Why did I just spend 15 minutes of my Saturday morning on this?

I feel like the responses here are really reflecting a failure of imagination.

Just because a lot of people on DCUM are all about giving their kids a leg up by nagging their principals for special treatment for their special snowflakes, paying boatloads of cash for tutors for their kids to score an extra 50 points on their SATs, etc., does not mean that a person who would like a small, under-resourced school to get more resources is doing the same thing or coming from the same perspective!

I don't think I could be clearer, but if we have more resources, then those resources can also serve a cohort that is totally "CES material," but might not normally be considered for CES for reasons of institutional/systemic classism and racism. Or who could be selected from a lottery pool, but might choose not to go to CES because of concerns about transportation, leaving the community, etc.

I should have known better than to post here, I guess?

I appreciate the comments that are actually about the feasibility of this idea, even if they are discouraging. But posts like this one... man, IDK.

-OP
Anonymous
Anonymous wrote:I would drop any talk of reassurances or any kind of quid pro quo. Just ask the principal about how a school gets an ELC and if it’s an option for your school. With the lottery, chances are some chunk of the kids you’re taking about will be staying put.

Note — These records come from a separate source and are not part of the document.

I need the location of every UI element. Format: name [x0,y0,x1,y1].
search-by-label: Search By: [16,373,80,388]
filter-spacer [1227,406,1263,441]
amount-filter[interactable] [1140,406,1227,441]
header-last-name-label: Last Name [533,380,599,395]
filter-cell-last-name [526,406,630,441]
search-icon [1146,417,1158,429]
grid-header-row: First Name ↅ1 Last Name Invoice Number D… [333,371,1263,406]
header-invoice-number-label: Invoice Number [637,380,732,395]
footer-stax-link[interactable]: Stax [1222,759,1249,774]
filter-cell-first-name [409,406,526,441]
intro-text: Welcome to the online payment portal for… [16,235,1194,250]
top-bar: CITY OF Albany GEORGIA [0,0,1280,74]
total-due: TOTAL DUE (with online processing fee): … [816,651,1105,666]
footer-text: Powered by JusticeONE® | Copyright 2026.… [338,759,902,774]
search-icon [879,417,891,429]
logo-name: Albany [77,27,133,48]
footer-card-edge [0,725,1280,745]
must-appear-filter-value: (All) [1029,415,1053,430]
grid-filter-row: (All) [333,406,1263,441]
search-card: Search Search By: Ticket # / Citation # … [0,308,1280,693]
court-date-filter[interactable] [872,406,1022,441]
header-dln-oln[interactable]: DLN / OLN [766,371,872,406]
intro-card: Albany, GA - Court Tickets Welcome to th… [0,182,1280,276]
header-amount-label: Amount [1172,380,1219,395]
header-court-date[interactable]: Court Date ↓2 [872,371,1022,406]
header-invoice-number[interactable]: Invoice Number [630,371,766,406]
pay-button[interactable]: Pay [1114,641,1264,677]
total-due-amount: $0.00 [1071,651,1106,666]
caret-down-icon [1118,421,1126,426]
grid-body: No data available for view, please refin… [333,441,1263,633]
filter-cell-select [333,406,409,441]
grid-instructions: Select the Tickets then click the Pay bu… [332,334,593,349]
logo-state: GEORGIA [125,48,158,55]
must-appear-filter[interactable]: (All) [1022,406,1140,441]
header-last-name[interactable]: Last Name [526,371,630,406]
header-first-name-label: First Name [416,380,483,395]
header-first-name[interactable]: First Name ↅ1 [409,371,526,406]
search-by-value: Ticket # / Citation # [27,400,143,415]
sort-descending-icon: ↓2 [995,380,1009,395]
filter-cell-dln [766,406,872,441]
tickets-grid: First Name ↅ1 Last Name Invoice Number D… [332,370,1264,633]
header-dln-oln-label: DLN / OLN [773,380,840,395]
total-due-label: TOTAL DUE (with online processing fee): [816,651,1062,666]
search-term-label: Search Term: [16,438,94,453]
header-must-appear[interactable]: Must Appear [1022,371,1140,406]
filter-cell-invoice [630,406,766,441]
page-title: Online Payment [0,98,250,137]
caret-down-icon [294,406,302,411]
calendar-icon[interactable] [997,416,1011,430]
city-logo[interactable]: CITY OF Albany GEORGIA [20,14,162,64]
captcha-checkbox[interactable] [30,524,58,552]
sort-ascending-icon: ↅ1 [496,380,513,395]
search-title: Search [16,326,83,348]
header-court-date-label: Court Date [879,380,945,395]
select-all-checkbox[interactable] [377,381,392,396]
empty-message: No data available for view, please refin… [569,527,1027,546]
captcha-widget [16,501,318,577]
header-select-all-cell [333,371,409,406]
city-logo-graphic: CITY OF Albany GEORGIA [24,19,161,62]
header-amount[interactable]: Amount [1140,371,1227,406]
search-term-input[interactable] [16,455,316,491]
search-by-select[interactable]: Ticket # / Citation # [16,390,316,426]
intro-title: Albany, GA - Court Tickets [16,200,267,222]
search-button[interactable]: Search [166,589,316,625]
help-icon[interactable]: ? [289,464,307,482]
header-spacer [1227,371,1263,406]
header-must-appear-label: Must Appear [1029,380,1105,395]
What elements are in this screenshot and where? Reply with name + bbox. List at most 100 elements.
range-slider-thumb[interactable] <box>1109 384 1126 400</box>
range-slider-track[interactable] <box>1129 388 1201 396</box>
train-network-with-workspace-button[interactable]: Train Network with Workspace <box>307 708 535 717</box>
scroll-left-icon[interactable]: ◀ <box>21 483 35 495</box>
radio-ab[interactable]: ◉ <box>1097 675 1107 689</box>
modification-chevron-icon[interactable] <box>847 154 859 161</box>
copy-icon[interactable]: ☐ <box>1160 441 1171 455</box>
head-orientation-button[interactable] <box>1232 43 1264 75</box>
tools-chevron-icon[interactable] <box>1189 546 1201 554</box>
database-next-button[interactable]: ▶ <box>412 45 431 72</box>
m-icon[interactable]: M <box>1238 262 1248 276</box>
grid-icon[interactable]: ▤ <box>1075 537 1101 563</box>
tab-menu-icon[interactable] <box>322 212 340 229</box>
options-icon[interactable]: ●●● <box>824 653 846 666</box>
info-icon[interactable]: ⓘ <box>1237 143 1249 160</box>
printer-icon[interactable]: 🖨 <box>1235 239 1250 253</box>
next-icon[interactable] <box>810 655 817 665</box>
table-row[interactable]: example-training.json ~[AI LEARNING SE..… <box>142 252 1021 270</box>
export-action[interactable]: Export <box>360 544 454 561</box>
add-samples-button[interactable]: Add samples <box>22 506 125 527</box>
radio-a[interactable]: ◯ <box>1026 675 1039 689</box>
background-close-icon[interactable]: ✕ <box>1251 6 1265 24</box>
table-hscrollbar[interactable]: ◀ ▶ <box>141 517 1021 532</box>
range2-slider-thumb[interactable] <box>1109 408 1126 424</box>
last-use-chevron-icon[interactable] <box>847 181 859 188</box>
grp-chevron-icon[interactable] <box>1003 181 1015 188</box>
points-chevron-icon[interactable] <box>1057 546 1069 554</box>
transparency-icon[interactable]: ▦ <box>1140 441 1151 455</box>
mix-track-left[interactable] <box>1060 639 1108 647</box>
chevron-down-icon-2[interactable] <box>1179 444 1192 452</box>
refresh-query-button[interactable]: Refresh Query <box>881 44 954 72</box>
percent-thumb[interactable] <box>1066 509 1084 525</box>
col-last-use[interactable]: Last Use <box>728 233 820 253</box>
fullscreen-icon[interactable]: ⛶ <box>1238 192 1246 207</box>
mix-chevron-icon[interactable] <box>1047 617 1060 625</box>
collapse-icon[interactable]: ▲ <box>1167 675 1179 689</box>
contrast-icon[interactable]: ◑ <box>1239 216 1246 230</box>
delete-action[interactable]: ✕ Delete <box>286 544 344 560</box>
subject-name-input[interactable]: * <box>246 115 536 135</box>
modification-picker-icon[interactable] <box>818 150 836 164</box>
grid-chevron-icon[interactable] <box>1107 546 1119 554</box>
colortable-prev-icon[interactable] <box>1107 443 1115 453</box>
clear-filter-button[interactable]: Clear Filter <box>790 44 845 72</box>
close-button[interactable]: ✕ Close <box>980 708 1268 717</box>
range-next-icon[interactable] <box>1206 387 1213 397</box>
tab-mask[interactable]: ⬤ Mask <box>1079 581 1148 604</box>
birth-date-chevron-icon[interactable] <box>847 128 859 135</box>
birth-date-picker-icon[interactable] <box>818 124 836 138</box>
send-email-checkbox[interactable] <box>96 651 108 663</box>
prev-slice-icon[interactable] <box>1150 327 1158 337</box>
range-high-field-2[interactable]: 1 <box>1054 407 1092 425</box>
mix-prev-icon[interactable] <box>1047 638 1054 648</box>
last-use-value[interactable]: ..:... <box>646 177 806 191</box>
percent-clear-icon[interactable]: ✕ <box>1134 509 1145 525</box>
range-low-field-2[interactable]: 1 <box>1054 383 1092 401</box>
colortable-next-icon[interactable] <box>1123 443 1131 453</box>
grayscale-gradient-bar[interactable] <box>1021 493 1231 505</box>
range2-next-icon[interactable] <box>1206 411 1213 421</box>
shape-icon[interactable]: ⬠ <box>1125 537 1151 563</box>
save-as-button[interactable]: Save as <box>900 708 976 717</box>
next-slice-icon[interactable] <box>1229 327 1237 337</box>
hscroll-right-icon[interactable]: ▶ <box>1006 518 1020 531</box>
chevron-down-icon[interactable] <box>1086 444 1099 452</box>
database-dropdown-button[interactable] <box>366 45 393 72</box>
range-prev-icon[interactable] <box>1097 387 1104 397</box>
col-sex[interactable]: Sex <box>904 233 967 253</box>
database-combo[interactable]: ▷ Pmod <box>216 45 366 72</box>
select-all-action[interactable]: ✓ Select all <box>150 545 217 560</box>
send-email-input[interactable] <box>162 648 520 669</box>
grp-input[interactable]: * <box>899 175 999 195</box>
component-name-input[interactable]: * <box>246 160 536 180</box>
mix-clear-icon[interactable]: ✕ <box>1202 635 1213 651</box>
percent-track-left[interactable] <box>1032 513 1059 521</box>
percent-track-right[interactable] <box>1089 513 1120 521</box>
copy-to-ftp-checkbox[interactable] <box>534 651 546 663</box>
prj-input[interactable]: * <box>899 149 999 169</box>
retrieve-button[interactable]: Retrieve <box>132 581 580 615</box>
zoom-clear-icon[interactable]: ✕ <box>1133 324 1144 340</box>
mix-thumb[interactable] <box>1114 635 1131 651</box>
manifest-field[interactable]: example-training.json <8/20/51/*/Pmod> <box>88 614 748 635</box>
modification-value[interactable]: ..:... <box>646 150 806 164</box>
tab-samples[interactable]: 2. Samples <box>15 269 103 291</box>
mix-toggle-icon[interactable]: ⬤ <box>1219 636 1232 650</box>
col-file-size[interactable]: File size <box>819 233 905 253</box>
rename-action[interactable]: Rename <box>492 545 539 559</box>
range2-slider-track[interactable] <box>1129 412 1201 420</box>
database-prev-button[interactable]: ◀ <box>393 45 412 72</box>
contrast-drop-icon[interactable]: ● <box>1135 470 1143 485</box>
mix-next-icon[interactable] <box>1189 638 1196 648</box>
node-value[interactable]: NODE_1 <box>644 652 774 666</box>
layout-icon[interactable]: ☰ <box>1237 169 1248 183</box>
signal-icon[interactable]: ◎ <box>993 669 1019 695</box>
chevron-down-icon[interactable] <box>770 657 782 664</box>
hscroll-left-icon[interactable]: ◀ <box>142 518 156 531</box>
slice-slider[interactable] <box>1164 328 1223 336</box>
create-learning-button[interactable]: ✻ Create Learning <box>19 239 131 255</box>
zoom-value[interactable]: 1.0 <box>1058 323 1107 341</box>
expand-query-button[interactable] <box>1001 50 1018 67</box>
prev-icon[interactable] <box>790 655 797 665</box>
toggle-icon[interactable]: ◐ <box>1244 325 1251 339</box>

Thank you for this suggestion. Per the next PP, I wouldn't be "bribing" or anything like that. I just wasn't sure how to go about this, but this angle is already a fair one-- at least some of the highest scoring kids would stay at our school anyway, d/t the lottery. So there will be some cohort, regardless, which the principal should be trying to serve. I think just talking to a couple of families and letting them know our intentions not to included our kid in the CES pool might be enough to sway them to stay... I'd just like it if they stayed! For all the reasons I already mentioned.